A win would have boosted the German into a seeding, and he had arguably played the better tennis in their tense three-setter than the Swiss: He led Federer 5-3 in the final set tie-breaker, but the Swiss played clutch at the key moments to clinch the win.
It would have been easy to for him to feel resentful, but that is not the German’s way:
“The matches we play are always very good and we are also good friends outside the match area. We practise a lot and joke around, so it’s great. He’s a huge gentleman, and a great inspiration also for my tennis.”
Then he added, with a grin: “He’s much older than I am!” Federer is 35 to Kohlschreiber’s 33, so there is presumably more inspiration to be drawn from the Swiss star’s Australian Open title a month ago.
Perhaps they get on, too, because despite Kohlschreiber’s less illustrious career, he enjoys the same ‘glass half full’ demeanour as his friend.
Of his amiable personality, he said after his 398th win here in Dubai:
“Actually, I try to be always the guy who tries to make other people smile, you know. Sometimes I do a few things too much, you know, like—I don’t know, trying to be funny…
“[But] I’m a happy person. It’s a very good environment. Many players on tour, same faces, you have some friendships. People you see almost every week. So it’s a good connection. I could be more funny on court, I have to be honest. Outside, I think I’m very open.”

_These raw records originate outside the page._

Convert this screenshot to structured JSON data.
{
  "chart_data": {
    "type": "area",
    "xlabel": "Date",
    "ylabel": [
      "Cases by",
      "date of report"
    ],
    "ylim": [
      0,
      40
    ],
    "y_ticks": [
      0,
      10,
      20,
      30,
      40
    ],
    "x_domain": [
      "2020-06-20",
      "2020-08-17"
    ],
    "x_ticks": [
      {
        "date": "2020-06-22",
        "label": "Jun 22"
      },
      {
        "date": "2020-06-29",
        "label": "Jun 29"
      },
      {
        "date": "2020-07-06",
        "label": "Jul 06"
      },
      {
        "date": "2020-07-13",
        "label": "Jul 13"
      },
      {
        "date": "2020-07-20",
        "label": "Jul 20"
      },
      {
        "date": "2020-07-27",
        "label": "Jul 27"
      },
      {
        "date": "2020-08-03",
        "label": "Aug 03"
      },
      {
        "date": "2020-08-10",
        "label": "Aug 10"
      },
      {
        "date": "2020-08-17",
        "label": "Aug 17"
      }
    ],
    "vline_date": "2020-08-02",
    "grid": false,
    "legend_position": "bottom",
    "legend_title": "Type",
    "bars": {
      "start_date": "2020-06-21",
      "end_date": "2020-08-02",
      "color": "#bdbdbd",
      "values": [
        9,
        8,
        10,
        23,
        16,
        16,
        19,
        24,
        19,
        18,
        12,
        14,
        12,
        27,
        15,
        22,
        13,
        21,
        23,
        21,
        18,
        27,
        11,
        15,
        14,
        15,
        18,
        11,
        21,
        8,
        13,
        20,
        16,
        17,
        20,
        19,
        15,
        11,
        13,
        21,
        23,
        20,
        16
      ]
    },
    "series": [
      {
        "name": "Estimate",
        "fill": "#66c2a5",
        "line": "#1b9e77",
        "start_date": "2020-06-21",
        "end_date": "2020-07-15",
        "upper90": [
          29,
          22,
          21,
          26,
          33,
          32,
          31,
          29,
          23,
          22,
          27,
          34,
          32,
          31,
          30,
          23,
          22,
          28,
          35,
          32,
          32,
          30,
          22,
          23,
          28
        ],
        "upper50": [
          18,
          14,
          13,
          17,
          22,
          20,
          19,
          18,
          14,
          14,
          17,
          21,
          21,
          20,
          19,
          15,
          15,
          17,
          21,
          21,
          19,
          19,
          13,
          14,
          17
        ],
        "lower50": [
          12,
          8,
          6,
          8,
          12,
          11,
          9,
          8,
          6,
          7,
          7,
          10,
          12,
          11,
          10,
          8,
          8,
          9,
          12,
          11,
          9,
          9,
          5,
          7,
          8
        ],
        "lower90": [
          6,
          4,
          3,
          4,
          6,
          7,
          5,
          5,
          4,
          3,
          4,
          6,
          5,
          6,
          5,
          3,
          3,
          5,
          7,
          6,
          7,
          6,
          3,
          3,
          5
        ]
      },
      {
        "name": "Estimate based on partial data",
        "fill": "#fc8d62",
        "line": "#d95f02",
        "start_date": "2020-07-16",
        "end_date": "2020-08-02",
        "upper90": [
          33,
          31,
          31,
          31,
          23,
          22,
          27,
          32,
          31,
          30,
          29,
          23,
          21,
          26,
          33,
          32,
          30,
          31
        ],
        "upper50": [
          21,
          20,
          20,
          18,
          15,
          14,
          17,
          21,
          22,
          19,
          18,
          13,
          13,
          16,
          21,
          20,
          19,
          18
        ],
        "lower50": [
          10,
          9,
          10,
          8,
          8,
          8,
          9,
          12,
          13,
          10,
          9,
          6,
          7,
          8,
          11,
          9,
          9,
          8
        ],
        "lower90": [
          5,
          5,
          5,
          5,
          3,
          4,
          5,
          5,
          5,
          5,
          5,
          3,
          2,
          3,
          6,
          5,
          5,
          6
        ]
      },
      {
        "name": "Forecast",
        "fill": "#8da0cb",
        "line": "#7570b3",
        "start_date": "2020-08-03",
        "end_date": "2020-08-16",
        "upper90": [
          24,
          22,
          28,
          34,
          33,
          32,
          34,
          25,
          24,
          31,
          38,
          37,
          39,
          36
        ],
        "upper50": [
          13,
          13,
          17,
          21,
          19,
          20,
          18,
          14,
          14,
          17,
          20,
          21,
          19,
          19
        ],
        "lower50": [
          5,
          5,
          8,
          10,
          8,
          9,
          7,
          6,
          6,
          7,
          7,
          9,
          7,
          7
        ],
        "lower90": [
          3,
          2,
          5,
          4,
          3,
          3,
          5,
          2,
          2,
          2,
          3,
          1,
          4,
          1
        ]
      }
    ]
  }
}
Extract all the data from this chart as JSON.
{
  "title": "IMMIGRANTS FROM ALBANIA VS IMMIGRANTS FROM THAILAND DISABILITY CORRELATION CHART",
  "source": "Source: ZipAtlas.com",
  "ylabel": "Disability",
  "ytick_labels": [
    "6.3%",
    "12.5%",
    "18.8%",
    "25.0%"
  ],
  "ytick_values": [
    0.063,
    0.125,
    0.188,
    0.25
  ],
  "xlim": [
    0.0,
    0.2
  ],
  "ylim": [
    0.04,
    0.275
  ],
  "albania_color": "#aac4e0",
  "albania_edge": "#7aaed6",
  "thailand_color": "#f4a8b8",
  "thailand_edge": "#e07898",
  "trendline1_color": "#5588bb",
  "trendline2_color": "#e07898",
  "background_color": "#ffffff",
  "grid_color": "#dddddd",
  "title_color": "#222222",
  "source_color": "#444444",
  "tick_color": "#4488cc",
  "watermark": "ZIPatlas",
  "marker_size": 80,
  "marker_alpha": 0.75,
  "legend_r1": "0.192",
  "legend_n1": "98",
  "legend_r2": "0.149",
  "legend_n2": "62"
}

Even so, Kohlschreiber may have been forgiven for sounding a little less than perky after coming so close to that huge 400th victory. Not a bit of it.
“Of course, losing is always disappointing, but I’m not sad. I think I played great tennis, one of my best matches. OK, the result is sad, but the way I played, the way I enjoyed myself on the court, nothing to be sad about.”
“I think also Andy played—I hope he will say that—a really good match. I think we both played almost the best tennis we can play.
“Yeah, you can be thinking about one, two shots. Was just a great match, and I think the end with the spectators showed that everybody’s had a really great day.”
He was not wrong. It was hard to find a face without a smile, and even as he waited patiently for more media to take their turn after the match, he too smiled.
Kohlschreiber moves on with the rest of the tour to Indian Wells next week, and will hope for a kinder draw than last year’s, when he faced then No1 and eventual champion Novak Djokovic in the second round. But even if he does, he will still hope to make it 400 in the desert. And that will certainly be worth another smile.